Lessons Learned from Earlier Standards Movements

JUHi everyone!  Diane is at NABE 2013 this calendar week, so I'm filling in for our weekly mail service.

With so much news about the Common Cadre Land Standards coming across the wires each day, it's like shooting fish in a barrel to feel overwhelmed!   I was recently reminded, notwithstanding, of my video interview last year with Dr. Joanne Urrutia of the U.S. Department of Education's Function of English Linguistic communication Conquering (OELA), which offers some hope regarding the CCSS in the midst of information overload.  (The interview is also available on YouTube.)

In the interview, Dr. Urrutia provides some helpful context well-nigh how policy decisions affect English linguistic communication learners (ELLs). Equally part of the interview playlist titled "New Standards," she speaks virtually the importance of college- and career-ready standards for ELLs, clarifying the Department's part in the implementation of these new standards. For example, she makes an of import distinction between country and federal responsibilities with regards to language proficiency standards, noting that while states are responsible for aligning their English language proficiency standards to college- and career-set standards, the role of the U.S. Department of Pedagogy is to help guide the process instead by looking at the large picture.

She says,  "The Department can provide resources in the area of research and inquire experts to take a expect at language proficiency standards and help in determining, 'Look, what are the skills that are needed so that English language learners are gear up and are able to admission this rigorous bookish content that is function of the college- and career-standards?'"  It will be interesting to meet what management that federal guidance goes in as more than states grapple with alignment issues and as educators dig in to what the standards will look like in the classroom.

Experiences in Miami

Dr. Urrutia besides shares ii highlights from her 35 years' feel as an educator and administrator in the Miami-Dade County School District.  The first was edifice a dual-linguistic communication programme at a Title I school serving a largely African-American community, Laura Park Elementary, which is a story worth hearing!

Division of Bilingual Education and World Languages, Miami-Dade County SchoolsThe second was her feel, as the district's administrative director for the Segmentation of Bilingual Educational activity and World Languages, with a new ELL standards initiative in Miami for elementary, middle, and high schoolhouse students several years ago. As function of that initiative, Miami educators were told by the state that they needed to provide ELLs with admission to form-level teaching.  She remembered that the going was tough and that it took a lot of hard piece of work over a couple of years to make the shifts needed – sound familiar? Eventually, however, the new system began to piece of work and some large lessons emerged from the procedure, such as the realization that this was the kickoff time the ESL teachers had an opportunity to really get to know the Language Arts curriculum that the kids were supposed to be mastering outside of the ESL classroom.

In addition, since Spanish-language instruction is a fixture in Miami schools, the district mapped Spanish Language Arts standards with the ELA standards so that ELLs were getting a double dose of Language Arts skills in English and Spanish – perhaps an idea for those who wonder what the CCSS means for bilingual education models. (For information on districts currently working on adapting the CCSS for dual-language programs, see this October 2012 blog post from Lesli Maxwell at Education Week.)

Food for Thought

In the midst of the fence and uncertainty surrounding CCSS, it is helpful to hear from someone who has gone through the growing pains of this kind of change and has come out of information technology in a better place. Information technology's important to learn from people who take experienced something similar before, like Dr.
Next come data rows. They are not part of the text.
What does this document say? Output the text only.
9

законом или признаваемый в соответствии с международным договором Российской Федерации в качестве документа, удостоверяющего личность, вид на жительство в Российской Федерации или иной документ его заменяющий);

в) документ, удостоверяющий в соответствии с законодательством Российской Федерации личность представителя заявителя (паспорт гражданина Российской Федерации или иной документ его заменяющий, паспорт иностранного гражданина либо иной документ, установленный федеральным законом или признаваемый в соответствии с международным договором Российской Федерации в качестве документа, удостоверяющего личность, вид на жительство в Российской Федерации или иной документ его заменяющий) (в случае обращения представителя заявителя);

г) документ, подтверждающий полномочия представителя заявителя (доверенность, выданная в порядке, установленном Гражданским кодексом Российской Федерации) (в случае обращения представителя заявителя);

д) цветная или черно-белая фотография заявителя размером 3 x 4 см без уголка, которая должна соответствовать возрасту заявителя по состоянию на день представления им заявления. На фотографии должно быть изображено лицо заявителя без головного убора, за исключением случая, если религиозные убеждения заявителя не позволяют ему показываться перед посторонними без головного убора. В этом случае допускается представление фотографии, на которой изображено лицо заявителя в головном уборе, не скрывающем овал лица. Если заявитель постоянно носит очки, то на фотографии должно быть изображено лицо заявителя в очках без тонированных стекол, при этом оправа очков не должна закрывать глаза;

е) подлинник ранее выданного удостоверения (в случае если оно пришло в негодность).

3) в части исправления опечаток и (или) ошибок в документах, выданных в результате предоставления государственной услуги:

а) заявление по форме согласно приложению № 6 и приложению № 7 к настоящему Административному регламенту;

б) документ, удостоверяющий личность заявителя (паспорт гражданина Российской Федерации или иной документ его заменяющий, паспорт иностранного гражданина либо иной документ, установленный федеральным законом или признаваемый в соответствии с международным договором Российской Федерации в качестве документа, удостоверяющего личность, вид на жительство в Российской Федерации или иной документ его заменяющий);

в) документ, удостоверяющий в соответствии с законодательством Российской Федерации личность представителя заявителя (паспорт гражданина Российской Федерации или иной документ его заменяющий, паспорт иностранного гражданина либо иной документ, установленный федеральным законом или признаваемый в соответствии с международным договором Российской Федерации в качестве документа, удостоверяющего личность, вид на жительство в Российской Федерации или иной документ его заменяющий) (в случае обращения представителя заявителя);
Urritia.

It is also reassuring to learn from those who are experiencing the CCSS now, such equally Albuquerque teacher Miriam Martinez, also a member of the American Federation of Teachers' ELL Educator Cadre and a participant in our CCSS work in Albuquerque. In a journal entry written for our CCSS projection, she notes that while she's been around the cake a few times when it comes to new standards, she'southward hopeful that the CCSS volition have a more than positive outcome than previous standards movements.

What virtually you? Have you learned lessons from earlier standards initiatives or curriculum changes that tin exist applied now to the Common Core?  We'd dear to hear your comments!